Taming Inflation
Inflation was a natural result of many years of massive
public spending. COVID Pandemic spending was a major cause, but then that
spending saved the day when tens of millions lost their job to massive shutdowns of businesses. The pandemic caused a social shift – many lost jobs were
already heading to the scrapheap of obsolescence – that continues its strong
debut. Tens of millions of out of work or marginally employed workers still
must improve their skillsets if they expect to earn top dollar in a rapidly
modernizing economy.
Displacement and disruption are ongoing currents in our
economy and social order. That instability creates both opportunities and
crushing threats to individuals. Those who are prepared, survive just fine. Those
who aren’t prepared, find pink slips and joblessness.
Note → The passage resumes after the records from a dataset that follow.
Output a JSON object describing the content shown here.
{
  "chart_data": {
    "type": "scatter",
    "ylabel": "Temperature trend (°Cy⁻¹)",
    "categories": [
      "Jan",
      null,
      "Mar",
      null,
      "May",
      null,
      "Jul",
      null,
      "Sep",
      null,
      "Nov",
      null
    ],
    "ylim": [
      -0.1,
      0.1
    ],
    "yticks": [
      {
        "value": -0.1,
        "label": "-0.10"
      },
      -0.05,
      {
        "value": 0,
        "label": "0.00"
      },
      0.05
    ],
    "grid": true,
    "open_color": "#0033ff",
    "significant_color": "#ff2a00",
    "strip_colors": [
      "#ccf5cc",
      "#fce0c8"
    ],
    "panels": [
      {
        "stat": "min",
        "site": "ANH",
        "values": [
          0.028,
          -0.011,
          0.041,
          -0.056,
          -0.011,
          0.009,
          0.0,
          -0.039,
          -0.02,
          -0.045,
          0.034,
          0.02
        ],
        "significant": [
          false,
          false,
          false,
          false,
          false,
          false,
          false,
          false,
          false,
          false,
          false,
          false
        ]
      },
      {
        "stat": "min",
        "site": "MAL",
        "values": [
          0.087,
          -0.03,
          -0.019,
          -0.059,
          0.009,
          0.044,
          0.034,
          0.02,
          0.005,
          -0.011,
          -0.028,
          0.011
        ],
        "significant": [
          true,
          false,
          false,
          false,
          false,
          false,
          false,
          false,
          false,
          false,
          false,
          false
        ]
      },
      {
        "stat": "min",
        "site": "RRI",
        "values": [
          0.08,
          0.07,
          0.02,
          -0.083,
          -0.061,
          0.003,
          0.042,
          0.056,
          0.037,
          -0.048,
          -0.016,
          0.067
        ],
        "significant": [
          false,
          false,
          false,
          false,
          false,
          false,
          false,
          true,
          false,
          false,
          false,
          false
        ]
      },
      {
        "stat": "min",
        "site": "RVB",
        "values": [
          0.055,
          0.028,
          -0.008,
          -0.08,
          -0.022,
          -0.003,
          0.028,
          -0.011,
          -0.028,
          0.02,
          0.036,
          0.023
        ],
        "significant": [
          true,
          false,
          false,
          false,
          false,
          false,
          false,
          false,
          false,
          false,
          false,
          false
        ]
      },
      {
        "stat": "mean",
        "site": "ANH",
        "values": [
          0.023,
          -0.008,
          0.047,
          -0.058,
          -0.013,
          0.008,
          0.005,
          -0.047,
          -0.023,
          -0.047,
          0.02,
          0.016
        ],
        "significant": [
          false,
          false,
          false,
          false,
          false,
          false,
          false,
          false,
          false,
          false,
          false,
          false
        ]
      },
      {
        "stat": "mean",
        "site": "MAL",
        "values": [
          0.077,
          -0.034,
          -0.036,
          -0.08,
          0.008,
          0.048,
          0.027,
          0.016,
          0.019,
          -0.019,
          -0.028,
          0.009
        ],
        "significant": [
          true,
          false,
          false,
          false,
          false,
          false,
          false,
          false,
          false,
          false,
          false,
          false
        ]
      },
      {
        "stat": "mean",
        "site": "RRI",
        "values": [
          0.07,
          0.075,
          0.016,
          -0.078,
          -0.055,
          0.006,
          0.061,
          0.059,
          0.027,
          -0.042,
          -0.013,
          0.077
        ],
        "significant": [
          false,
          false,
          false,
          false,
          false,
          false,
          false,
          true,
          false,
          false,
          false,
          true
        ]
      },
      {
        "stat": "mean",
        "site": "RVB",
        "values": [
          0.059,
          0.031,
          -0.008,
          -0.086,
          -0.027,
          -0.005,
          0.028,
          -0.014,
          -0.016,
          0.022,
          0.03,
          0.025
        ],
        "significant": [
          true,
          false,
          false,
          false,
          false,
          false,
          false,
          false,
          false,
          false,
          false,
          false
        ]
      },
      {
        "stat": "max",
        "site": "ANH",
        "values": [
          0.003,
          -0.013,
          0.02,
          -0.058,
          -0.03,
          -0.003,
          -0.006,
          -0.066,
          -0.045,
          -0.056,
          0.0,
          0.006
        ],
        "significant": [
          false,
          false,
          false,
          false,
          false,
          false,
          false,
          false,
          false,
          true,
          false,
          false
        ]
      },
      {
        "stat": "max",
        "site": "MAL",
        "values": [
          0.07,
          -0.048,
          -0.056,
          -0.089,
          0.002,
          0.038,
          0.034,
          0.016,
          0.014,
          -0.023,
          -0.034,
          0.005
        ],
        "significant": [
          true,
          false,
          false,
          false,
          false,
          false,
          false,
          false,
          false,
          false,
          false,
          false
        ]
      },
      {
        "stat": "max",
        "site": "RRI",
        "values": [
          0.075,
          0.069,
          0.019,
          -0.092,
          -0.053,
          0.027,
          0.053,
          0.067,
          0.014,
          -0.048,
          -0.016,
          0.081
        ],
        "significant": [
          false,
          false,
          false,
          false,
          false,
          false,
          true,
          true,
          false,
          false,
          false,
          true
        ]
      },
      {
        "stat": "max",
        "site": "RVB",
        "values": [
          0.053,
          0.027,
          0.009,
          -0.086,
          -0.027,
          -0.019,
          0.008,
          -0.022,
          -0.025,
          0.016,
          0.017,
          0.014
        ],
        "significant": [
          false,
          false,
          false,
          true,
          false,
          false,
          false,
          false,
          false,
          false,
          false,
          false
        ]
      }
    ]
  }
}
Individual businesses, including millions of small
businesses, find innovative products and services on the market these days. Old
inventory will not move, and losses accumulate. New product lines will sell
quickly. Supply chain issues abound in this climate and cause yet more
disruption. The war in Ukraine was the cherry on top of that unwanted sundae.
The Federal Reserve has and is doing its job to control
inflation. Manipulating interest rates is one of its largest weapons in its
armory. But they also have control over the dollar amount of Treasury bills,
notes and certificates. They can sell them to increase the money supply or buy
them back to reduce the money supply. This is a handy short term inflation
fighter. Regulations are another weapon to use, requiring banks to increase or
decrease their deposit reserves for borrowing.
Like any medicine, it takes time for the body to absorb it. Results
of doses vary in circumstances that are highly varied themselves.
Meanwhile, investors and bank depositors can expect
competition at rising rates of return. We haven’t seen 5% interest rate on basic
savings for many years. Interest paid on average balances in checking
accounts. There are millions of people in our economy who have never heard of
this. So now is a good time to place savings in banking institutions.
Good credit customers will have access to loans but at a
higher interest rate. This will dampen loan demand but also allow banks to
select borrowers with the best credit histories. In short, banking is
headed to markets more normal of past years.
Changing demand for products and services is a big weapon
available to most consumers. Don’t like the price? Do without the product.
Downsize your consumption, too. We all have waistlines too big to retain. Now’s
a good time to go on a diet and save inflated dollars.
It took a few years for inflation to arrive from our economic policies. It will take time to tame it. Patience is needed.